Les inspecteurs du travail appellent le vice-Premier Ministre, ministre de la fonction publique Jean-Pierre LIHAU à revenir à la légalité après son annonce faite lundi en vue de la désignation imminente d’un directeur pour assumer l’intérim au poste de l’Inspecteur General du Travail Jean-Paul MBOMA MUYUKU suspendu de ses fonctions pour des propos à caractère tribaliste .

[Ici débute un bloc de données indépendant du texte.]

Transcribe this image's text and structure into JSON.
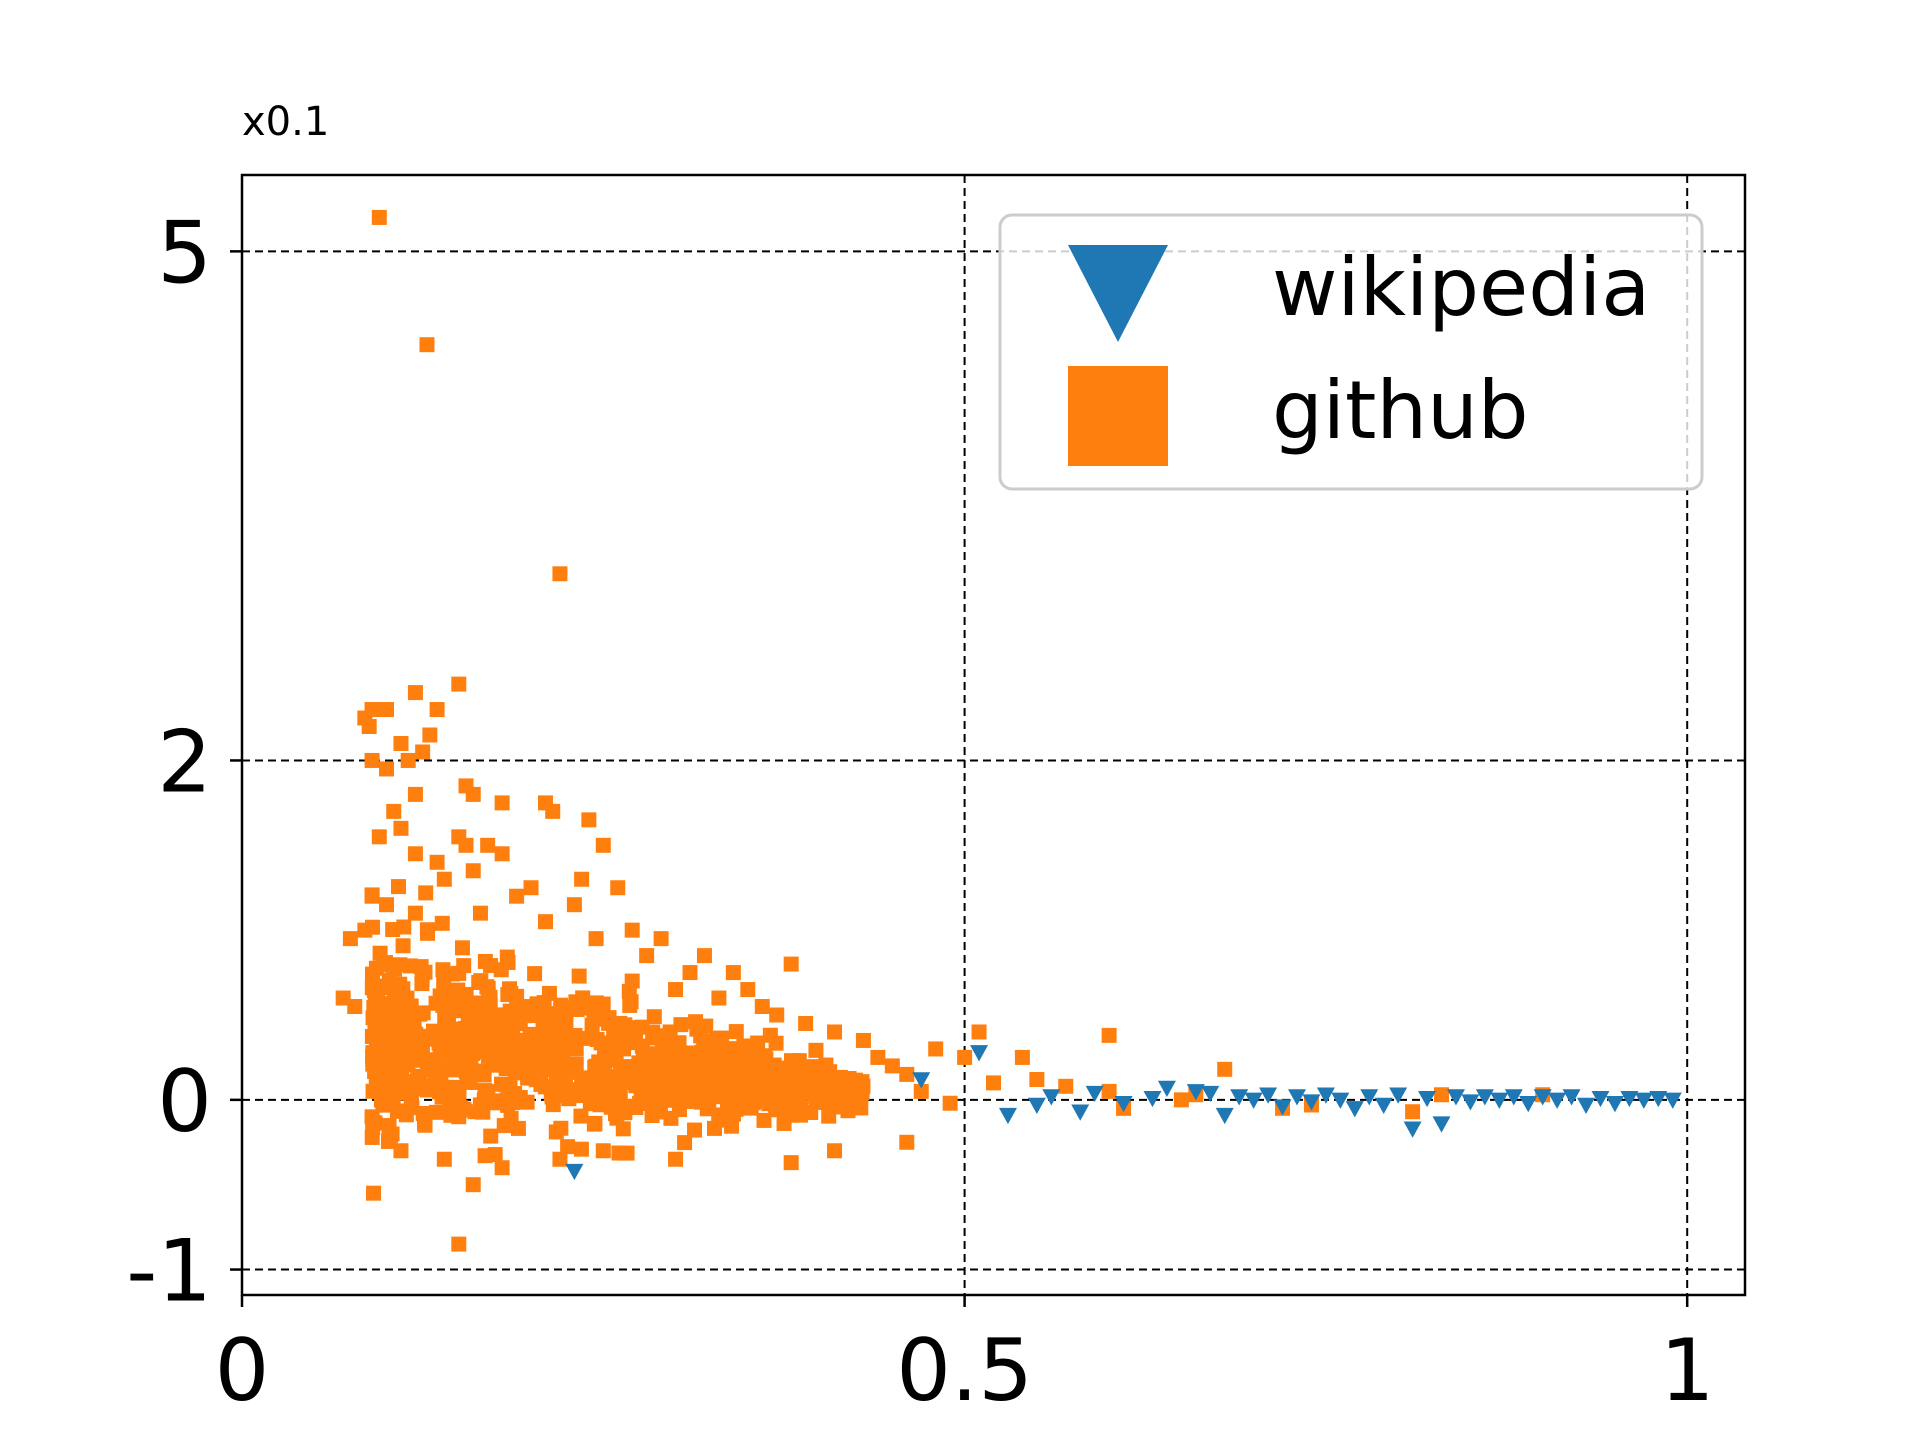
{
  "chart_data": {
    "type": "scatter",
    "title": "",
    "xlabel": "",
    "ylabel": "",
    "y_multiplier_label": "x0.1",
    "xlim": [
      0,
      1.04
    ],
    "ylim": [
      -1.15,
      5.45
    ],
    "x_ticks": [
      0,
      0.5,
      1
    ],
    "x_tick_labels": [
      "0",
      "0.5",
      "1"
    ],
    "y_ticks": [
      -1,
      0,
      2,
      5
    ],
    "y_tick_labels": [
      "-1",
      "0",
      "2",
      "5"
    ],
    "grid": true,
    "grid_style": "dashed",
    "legend_position": "top-right",
    "series": [
      {
        "name": "wikipedia",
        "marker": "triangle-down",
        "color": "#1f77b4",
        "points": [
          [
            0.23,
            -0.42
          ],
          [
            0.47,
            0.12
          ],
          [
            0.51,
            0.28
          ],
          [
            0.53,
            -0.09
          ],
          [
            0.55,
            -0.03
          ],
          [
            0.56,
            0.02
          ],
          [
            0.58,
            -0.07
          ],
          [
            0.59,
            0.04
          ],
          [
            0.61,
            -0.02
          ],
          [
            0.63,
            0.01
          ],
          [
            0.64,
            0.07
          ],
          [
            0.66,
            0.05
          ],
          [
            0.67,
            0.04
          ],
          [
            0.68,
            -0.09
          ],
          [
            0.69,
            0.02
          ],
          [
            0.7,
            0.0
          ],
          [
            0.71,
            0.03
          ],
          [
            0.72,
            -0.04
          ],
          [
            0.73,
            0.02
          ],
          [
            0.74,
            -0.01
          ],
          [
            0.75,
            0.03
          ],
          [
            0.76,
            0.0
          ],
          [
            0.77,
            -0.05
          ],
          [
            0.78,
            0.02
          ],
          [
            0.79,
            -0.03
          ],
          [
            0.8,
            0.03
          ],
          [
            0.81,
            -0.17
          ],
          [
            0.82,
            0.01
          ],
          [
            0.83,
            -0.14
          ],
          [
            0.84,
            0.02
          ],
          [
            0.85,
            -0.01
          ],
          [
            0.86,
            0.02
          ],
          [
            0.87,
            0.0
          ],
          [
            0.88,
            0.02
          ],
          [
            0.89,
            -0.02
          ],
          [
            0.9,
            0.02
          ],
          [
            0.91,
            0.0
          ],
          [
            0.92,
            0.02
          ],
          [
            0.93,
            -0.03
          ],
          [
            0.94,
            0.01
          ],
          [
            0.95,
            -0.02
          ],
          [
            0.96,
            0.01
          ],
          [
            0.97,
            0.0
          ],
          [
            0.98,
            0.01
          ],
          [
            0.99,
            0.0
          ]
        ]
      },
      {
        "name": "github",
        "marker": "square",
        "color": "#ff7f0e",
        "points": [
          [
            0.095,
            5.2
          ],
          [
            0.128,
            4.45
          ],
          [
            0.22,
            3.1
          ],
          [
            0.15,
            2.45
          ],
          [
            0.12,
            2.4
          ],
          [
            0.09,
            2.3
          ],
          [
            0.085,
            2.25
          ],
          [
            0.1,
            2.3
          ],
          [
            0.088,
            2.2
          ],
          [
            0.11,
            2.1
          ],
          [
            0.13,
            2.15
          ],
          [
            0.135,
            2.3
          ],
          [
            0.125,
            2.05
          ],
          [
            0.09,
            2.0
          ],
          [
            0.1,
            1.95
          ],
          [
            0.115,
            2.0
          ],
          [
            0.12,
            1.8
          ],
          [
            0.105,
            1.7
          ],
          [
            0.155,
            1.85
          ],
          [
            0.16,
            1.8
          ],
          [
            0.18,
            1.75
          ],
          [
            0.21,
            1.75
          ],
          [
            0.215,
            1.7
          ],
          [
            0.24,
            1.65
          ],
          [
            0.095,
            1.55
          ],
          [
            0.11,
            1.6
          ],
          [
            0.075,
            0.95
          ],
          [
            0.085,
            1.0
          ],
          [
            0.12,
            1.45
          ],
          [
            0.135,
            1.4
          ],
          [
            0.15,
            1.55
          ],
          [
            0.155,
            1.5
          ],
          [
            0.17,
            1.5
          ],
          [
            0.18,
            1.45
          ],
          [
            0.25,
            1.5
          ],
          [
            0.235,
            1.3
          ],
          [
            0.26,
            1.25
          ],
          [
            0.14,
            1.3
          ],
          [
            0.16,
            1.35
          ],
          [
            0.2,
            1.25
          ],
          [
            0.19,
            1.2
          ],
          [
            0.23,
            1.15
          ],
          [
            0.09,
            1.2
          ],
          [
            0.1,
            1.15
          ],
          [
            0.12,
            1.1
          ],
          [
            0.165,
            1.1
          ],
          [
            0.21,
            1.05
          ],
          [
            0.245,
            0.95
          ],
          [
            0.27,
            1.0
          ],
          [
            0.29,
            0.95
          ],
          [
            0.32,
            0.85
          ],
          [
            0.38,
            0.8
          ],
          [
            0.34,
            0.75
          ],
          [
            0.35,
            0.65
          ],
          [
            0.31,
            0.75
          ],
          [
            0.28,
            0.85
          ],
          [
            0.27,
            0.7
          ],
          [
            0.3,
            0.65
          ],
          [
            0.33,
            0.6
          ],
          [
            0.36,
            0.55
          ],
          [
            0.37,
            0.5
          ],
          [
            0.39,
            0.45
          ],
          [
            0.41,
            0.4
          ],
          [
            0.43,
            0.35
          ],
          [
            0.44,
            0.25
          ],
          [
            0.45,
            0.2
          ],
          [
            0.46,
            0.15
          ],
          [
            0.48,
            0.3
          ],
          [
            0.5,
            0.25
          ],
          [
            0.51,
            0.4
          ],
          [
            0.54,
            0.25
          ],
          [
            0.6,
            0.38
          ],
          [
            0.68,
            0.18
          ],
          [
            0.47,
            0.05
          ],
          [
            0.49,
            -0.02
          ],
          [
            0.52,
            0.1
          ],
          [
            0.55,
            0.12
          ],
          [
            0.57,
            0.08
          ],
          [
            0.6,
            0.05
          ],
          [
            0.61,
            -0.05
          ],
          [
            0.65,
            0.0
          ],
          [
            0.66,
            0.03
          ],
          [
            0.72,
            -0.05
          ],
          [
            0.74,
            -0.03
          ],
          [
            0.83,
            0.03
          ],
          [
            0.81,
            -0.07
          ],
          [
            0.9,
            0.03
          ],
          [
            0.46,
            -0.25
          ],
          [
            0.41,
            -0.3
          ],
          [
            0.38,
            -0.37
          ],
          [
            0.3,
            -0.35
          ],
          [
            0.25,
            -0.3
          ],
          [
            0.22,
            -0.35
          ],
          [
            0.18,
            -0.4
          ],
          [
            0.16,
            -0.5
          ],
          [
            0.15,
            -0.85
          ],
          [
            0.14,
            -0.35
          ],
          [
            0.11,
            -0.3
          ],
          [
            0.09,
            -0.1
          ],
          [
            0.07,
            0.6
          ],
          [
            0.078,
            0.55
          ],
          [
            0.092,
            0.4
          ],
          [
            0.1,
            0.35
          ],
          [
            0.105,
            0.25
          ],
          [
            0.095,
            0.1
          ]
        ],
        "dense_cluster": {
          "x_range": [
            0.09,
            0.43
          ],
          "y_center": 0.35,
          "y_spread": 0.45,
          "count": 900
        }
      }
    ]
  }
}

Contactés , plusieurs inspecteurs du travail ont ,sous couvert d’anonymat, estimé que depuis le départ en retraite de Marie-Rose Djumba Moseka en 2024, les inspecteurs Généraux du Travail adjoints ne sont pas pris en compte pour assumer l’intérim . Généralement, les autorités préfèrent désigner des inspecteurs provenant des provinces que de confier les responsabilités de l’IGT à l’Inspecteur Général du Travail adjoint dont le rôle est bien spécifié à l’article 7 du décret n° 12/002 du 19 janvier 2012 portant création et organisation d’un service public dénommé « Inspection
Générale du Travail », « IGT », en sigle qui stipule que l’inspection est dirigée par un Inspecteur général assisté d’un ou de deux Inspecteurs généraux adjoints.
Pourtant dans les faits , les ministres du travail semblent ne pas vouloir entendre de cette oreille là. Après le départ Rose Djumba , Jean-Paul MBOMA inspecteur provincial du Travail de Kinshasa a été nommé comme IGT intérimaire en vue de lui succéder. Après sa suspension, Ezechiel MPIANA inspecteur provincial du travail du Haut-Katanga a été élevé au rang d’IGT pour être remplacé par Jean Paul MBOMA qui a été suspendu par le VPM Fonction publique pour des propos graves à caractère tribaliste.
Actuellement, l’inspecteur Général du Travail Adjoint Corneille ASSIANI étant encore en fonction, certains inspecteurs estiment qu’il est grand temps de lui donner la possibilité d’assumer son rôle réglementaire avec plénitude au lieu de rester dans l’irrégularité.